On another running track the stillness was broken only by the rhythmic hiss of a solitary jogger’s tracksuit. The forest was silent, not even the rush of the sea could be heard. Surely the birds haven’t left already. Perhaps they’ve already gone to sleep, the jogger thought just as a crow squawked right next to her ear. The noise took her by surprise, her heart jumped with fright, and immediately afterwards came the sound of rustling, as though the branches had been pulled away and flipped back into place. Someone was moving through the woods. No, not someone, something – a bird, a hedgehog, an insect. For crying out loud, what kind of insect would make a sound like that? A fox, perhaps, or a badger, forests are always full of different creatures; there’s no need to be frightened, she nervously repeated to herself, trying to calm herself but not really succeeding. She sped up and started running too fast. All the crises in her life were whirling in her head in a single cacophonous clamour, and she ran to try and empty them from her mind; all summer until this very evening she’d been running like one possessed. If only term would start again soon, she thought, I can get away from here, away from the past. This she had repeated to herself since the day the letter of acceptance to the university had arrived. Still, she felt as though she might never make it.

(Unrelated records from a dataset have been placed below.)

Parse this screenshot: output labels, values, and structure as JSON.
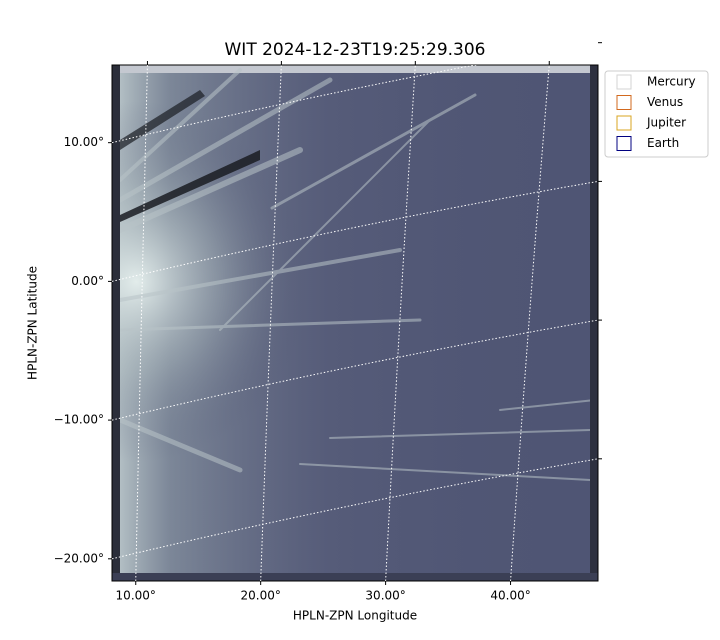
{
  "chart_data": {
    "type": "image",
    "title": "WIT 2024-12-23T19:25:29.306",
    "xlabel": "HPLN-ZPN Longitude",
    "ylabel": "HPLN-ZPN Latitude",
    "xlim": [
      8.1,
      47.0
    ],
    "ylim": [
      -21.6,
      15.6
    ],
    "xticks": [
      {
        "value": 10,
        "label": "10.00°"
      },
      {
        "value": 20,
        "label": "20.00°"
      },
      {
        "value": 30,
        "label": "30.00°"
      },
      {
        "value": 40,
        "label": "40.00°"
      }
    ],
    "yticks": [
      {
        "value": 10,
        "label": "10.00°"
      },
      {
        "value": 0,
        "label": "0.00°"
      },
      {
        "value": -10,
        "label": "−10.00°"
      },
      {
        "value": -20,
        "label": "−20.00°"
      }
    ],
    "grid": true,
    "legend": {
      "location": "outside upper right",
      "entries": [
        {
          "name": "Mercury",
          "color": "#d3d3d3"
        },
        {
          "name": "Venus",
          "color": "#d2691e"
        },
        {
          "name": "Jupiter",
          "color": "#daa520"
        },
        {
          "name": "Earth",
          "color": "#000080"
        }
      ]
    }
  }
}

She was already on the second floor by the time the downstairs door clicked shut. This was her final spurt: up the stairs to the fifth floor at full speed, and though it felt as though her calf muscles were ablaze, she knew she’d make it. Tonight’s run was one of the gentler ones
in her weekly regime, less than an hour’s light jogging at a comfortable pace, unadulterated pleasure and enjoyment. She pulled off her sweaty clothes and threw them in a pile on the hallway floor, stepped into the shower, turned on the tap and let the warm water sprinkle down across her ruddy, pulsing skin, washing the beads of sweat and foaming soap down into the network of drains beneath the city, now the concern of the workers at the water purification plant. The idea amused her. As she stepped out of the shower, she wrapped herself in a thick white dressing gown, twisted her black hair into a towel, cracked open a can of beer and went out on to the balcony for a cigarette. Nothing but bleak concrete and floor upon floor of dark windows. Suburbia. What the hell had made her want to move back here? She laughed out loud at a suburb that, true to form, was trying to trick her. Now it was pretending to be asleep, but she knew it for what it was. She had seen everything that lay hidden behind those concrete walls. Thankfully after a good run it didn’t bother her, and strangely enough neither did the challenges of tomorrow. Endorphins were racing through her body, turning her nerves into an amusement park, and the feeling of exhilaration remained with her until she went to bed.
Jó éjszakát,
she whispered to herself and drifted to sleep.